Церковь. Несмотря на тишину, она кажется полной жизни. Свет от единственной лампады ложится небольшим изменчивым пятном на евангельскую сторону алтаря[8] , вокруг которого постоянно движутся тени. Темнота насыщена неясными звуками, на пустынных хорах что-то поскрипывает, невидимые доски подают таинственные сигналы.

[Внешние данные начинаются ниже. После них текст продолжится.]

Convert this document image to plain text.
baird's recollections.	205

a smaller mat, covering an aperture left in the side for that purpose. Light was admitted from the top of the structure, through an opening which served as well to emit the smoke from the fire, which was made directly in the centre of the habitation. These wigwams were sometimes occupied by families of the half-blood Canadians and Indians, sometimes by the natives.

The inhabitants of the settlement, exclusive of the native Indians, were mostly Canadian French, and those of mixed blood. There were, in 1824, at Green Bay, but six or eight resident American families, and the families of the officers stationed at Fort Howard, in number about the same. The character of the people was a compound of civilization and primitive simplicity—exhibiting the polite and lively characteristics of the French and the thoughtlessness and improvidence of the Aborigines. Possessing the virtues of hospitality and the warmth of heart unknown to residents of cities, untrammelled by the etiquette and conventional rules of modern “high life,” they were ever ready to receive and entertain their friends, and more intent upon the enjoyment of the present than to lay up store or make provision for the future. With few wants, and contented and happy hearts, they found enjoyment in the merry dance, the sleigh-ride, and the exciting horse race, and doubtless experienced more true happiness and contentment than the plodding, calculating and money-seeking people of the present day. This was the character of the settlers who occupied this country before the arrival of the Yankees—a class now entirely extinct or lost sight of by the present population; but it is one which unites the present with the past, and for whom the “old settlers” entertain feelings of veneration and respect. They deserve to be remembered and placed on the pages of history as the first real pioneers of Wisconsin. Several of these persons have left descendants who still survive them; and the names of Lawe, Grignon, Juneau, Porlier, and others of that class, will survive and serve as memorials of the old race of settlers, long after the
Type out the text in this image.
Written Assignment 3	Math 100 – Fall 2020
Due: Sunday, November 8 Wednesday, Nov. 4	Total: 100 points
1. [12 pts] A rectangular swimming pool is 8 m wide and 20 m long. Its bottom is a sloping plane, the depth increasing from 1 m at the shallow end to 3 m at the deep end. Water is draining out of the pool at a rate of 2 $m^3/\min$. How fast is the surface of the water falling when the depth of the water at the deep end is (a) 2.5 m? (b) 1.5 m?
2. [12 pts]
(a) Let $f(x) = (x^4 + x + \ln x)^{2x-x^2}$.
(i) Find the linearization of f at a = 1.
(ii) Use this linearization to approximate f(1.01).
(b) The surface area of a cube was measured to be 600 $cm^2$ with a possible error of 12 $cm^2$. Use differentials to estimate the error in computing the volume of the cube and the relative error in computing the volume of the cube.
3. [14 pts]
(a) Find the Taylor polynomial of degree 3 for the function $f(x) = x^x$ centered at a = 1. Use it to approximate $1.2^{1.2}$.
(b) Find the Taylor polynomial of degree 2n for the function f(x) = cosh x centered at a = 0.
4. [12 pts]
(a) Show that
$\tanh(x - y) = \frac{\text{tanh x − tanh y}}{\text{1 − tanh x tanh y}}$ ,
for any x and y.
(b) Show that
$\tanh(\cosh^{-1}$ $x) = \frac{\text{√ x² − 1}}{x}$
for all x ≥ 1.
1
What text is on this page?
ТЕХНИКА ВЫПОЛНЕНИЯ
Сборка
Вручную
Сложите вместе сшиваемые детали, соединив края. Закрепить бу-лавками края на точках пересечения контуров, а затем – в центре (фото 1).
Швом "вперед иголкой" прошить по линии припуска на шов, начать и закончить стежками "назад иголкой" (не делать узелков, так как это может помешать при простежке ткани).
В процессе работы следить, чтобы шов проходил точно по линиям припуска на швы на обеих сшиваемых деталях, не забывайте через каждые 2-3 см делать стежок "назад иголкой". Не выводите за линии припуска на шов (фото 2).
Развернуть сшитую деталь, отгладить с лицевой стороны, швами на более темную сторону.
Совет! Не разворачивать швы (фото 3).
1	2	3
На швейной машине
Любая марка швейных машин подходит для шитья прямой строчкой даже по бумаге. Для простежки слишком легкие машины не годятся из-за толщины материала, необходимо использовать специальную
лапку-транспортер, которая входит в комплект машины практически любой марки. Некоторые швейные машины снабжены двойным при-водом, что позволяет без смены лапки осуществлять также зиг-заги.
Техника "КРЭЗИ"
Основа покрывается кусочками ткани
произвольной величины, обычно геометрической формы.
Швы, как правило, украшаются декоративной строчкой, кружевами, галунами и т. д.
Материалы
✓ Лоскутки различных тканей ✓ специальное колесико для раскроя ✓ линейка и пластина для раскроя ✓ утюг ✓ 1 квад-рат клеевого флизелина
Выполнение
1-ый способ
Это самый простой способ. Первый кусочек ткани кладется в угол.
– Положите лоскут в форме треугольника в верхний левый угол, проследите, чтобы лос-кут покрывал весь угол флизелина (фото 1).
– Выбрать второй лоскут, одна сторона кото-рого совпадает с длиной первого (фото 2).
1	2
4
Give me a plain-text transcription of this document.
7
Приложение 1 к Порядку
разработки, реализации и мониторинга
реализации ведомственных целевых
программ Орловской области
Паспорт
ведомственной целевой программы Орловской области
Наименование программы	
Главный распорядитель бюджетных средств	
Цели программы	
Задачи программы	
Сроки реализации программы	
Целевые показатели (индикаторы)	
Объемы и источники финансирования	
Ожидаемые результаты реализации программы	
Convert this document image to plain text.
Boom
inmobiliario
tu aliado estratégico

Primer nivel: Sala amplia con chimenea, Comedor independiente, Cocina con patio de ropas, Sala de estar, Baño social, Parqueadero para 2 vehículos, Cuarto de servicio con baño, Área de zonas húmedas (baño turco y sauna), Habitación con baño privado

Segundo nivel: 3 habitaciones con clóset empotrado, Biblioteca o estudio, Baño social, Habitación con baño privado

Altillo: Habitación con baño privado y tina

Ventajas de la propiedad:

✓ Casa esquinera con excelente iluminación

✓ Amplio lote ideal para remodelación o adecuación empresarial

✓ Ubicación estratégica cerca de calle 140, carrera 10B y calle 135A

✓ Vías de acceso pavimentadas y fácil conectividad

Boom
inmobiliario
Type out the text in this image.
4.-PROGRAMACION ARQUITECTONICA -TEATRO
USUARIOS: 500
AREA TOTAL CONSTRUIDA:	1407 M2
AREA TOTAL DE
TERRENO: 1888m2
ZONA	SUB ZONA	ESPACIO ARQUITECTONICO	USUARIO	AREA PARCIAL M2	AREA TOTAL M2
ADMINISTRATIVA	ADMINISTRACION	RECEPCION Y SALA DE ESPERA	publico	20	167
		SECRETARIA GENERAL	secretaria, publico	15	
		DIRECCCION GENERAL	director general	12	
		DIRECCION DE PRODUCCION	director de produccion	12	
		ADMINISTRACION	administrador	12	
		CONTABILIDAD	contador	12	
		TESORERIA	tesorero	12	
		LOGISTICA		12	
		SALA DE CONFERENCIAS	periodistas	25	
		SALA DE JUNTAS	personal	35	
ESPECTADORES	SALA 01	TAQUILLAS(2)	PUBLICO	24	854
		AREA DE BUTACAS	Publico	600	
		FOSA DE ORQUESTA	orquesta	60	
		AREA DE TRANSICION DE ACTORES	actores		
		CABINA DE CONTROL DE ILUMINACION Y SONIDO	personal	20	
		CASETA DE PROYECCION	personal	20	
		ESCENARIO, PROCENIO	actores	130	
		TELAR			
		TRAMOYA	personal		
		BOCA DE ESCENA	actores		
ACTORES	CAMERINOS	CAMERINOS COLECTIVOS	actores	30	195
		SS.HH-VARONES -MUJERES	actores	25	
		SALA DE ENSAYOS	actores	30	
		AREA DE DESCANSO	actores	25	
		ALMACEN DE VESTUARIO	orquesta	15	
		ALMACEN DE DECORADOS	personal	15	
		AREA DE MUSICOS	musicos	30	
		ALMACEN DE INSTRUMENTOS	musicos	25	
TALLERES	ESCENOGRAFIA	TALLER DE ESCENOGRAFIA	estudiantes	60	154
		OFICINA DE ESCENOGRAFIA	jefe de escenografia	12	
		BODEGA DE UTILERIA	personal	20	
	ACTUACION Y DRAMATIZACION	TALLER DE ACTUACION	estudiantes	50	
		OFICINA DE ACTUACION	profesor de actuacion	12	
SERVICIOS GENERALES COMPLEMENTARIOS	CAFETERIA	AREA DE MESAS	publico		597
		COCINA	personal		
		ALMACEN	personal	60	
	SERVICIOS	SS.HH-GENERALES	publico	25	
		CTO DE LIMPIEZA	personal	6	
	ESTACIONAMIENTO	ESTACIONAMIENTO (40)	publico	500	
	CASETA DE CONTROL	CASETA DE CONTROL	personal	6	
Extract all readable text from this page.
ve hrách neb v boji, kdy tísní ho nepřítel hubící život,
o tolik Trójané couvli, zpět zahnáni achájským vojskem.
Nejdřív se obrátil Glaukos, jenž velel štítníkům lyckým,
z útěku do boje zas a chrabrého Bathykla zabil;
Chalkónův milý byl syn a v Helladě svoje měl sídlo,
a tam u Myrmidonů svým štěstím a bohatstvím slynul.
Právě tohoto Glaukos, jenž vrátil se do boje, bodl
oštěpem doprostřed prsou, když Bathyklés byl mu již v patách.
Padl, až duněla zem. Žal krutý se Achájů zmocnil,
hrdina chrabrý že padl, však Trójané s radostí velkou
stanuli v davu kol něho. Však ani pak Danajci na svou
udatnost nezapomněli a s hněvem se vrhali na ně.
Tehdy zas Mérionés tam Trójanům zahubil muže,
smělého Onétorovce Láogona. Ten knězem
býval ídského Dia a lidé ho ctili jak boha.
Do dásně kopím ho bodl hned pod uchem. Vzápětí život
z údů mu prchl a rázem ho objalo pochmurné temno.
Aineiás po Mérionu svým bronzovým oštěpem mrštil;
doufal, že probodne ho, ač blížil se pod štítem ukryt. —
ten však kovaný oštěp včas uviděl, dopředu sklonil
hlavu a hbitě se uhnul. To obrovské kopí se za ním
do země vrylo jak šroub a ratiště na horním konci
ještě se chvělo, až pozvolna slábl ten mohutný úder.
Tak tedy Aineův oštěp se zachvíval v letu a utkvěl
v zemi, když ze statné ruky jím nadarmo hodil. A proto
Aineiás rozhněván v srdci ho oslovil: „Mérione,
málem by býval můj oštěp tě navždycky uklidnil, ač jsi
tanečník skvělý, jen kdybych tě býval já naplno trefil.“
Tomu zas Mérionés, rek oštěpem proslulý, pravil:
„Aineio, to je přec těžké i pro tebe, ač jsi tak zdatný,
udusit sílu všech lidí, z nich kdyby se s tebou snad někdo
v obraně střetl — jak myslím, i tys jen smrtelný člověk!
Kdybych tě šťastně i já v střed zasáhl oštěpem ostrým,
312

В ризнице тишина звучит иначе. Я направляю свет фонаря на алтарь Святого Малахия и раки с мощами. На алтаре Богородицы Победительной выложено облачение для моей завтрашней мессы. Ключ щелкает в двери, и эхо разносится по всей церкви. Когда я впервые совершал ночной обход, я подумал, что она заполнена молящимися в темноте людьми. Но нет. Ночь в церкви насыщена невнятными шорохами, стены — шелестами, ропотами и шепотами, которые, часы спустя после того как завершились события дня, пробуждаются, стекаются к опустевшим местам и, скопившись там, быстро бормочут что-то нечленораздельное, как будто спеша договорить недосказанное.
В темноте близость к Тебе слишком проста и осязаема, чтобы вызывать волнение. Ночью всем вещам свойственно вести непредвиденную жизнь, но это жизнь призрачная и неподлинная. Призраки гуляющих по стенам церкви звуков только усугубляют бесконечное содержание Твоего молчания.
Здесь, в месте, где я принял обеты, где мои ладони были миропомазаны для Святой Мессы, где рукоположение скрепило печатью самую глубину моего существа, — любое слово и любая мысль только пятнают тишину Твоей невыразимой любви.
Господи, в Своей подлинности Ты обращаешься ко мне как к близкому другу, Один посреди множества фикций — этих стен, крыши, арок, этой смехотворно высокой и непрочной башни над головой.
Господи Боже мой, сегодня ночью весь мир кажется сделанным из бумаги. Самые крепкие вещи вот-вот сомнутся, скомкаются, порвутся и разлетятся по ветру. А что до этого монастыря, в который мы все так верим, — его, быть может, уже и не существует вовсе.
Боже мой, Боже, в ночи есть такой смысл, что дню и не снился. Всё на свете — спит оно или бодрствует — приходит в смятенье, осознавая близость своего конца. Только человек устраивает для себя иллюминацию, уверенный, что она достаточно надежна, чтобы вечно освещать ночную тьму. Но пока мы ставим вопросы и принимаем решения, Бог сдувает их, словно пылинки: сторожа старательно вычисляют теорию прочности, — а в это время крыши наших домов рушатся, муравьи подкапываются под могучие башни, стены трещат, падают и самые святые здания сгорают дотла.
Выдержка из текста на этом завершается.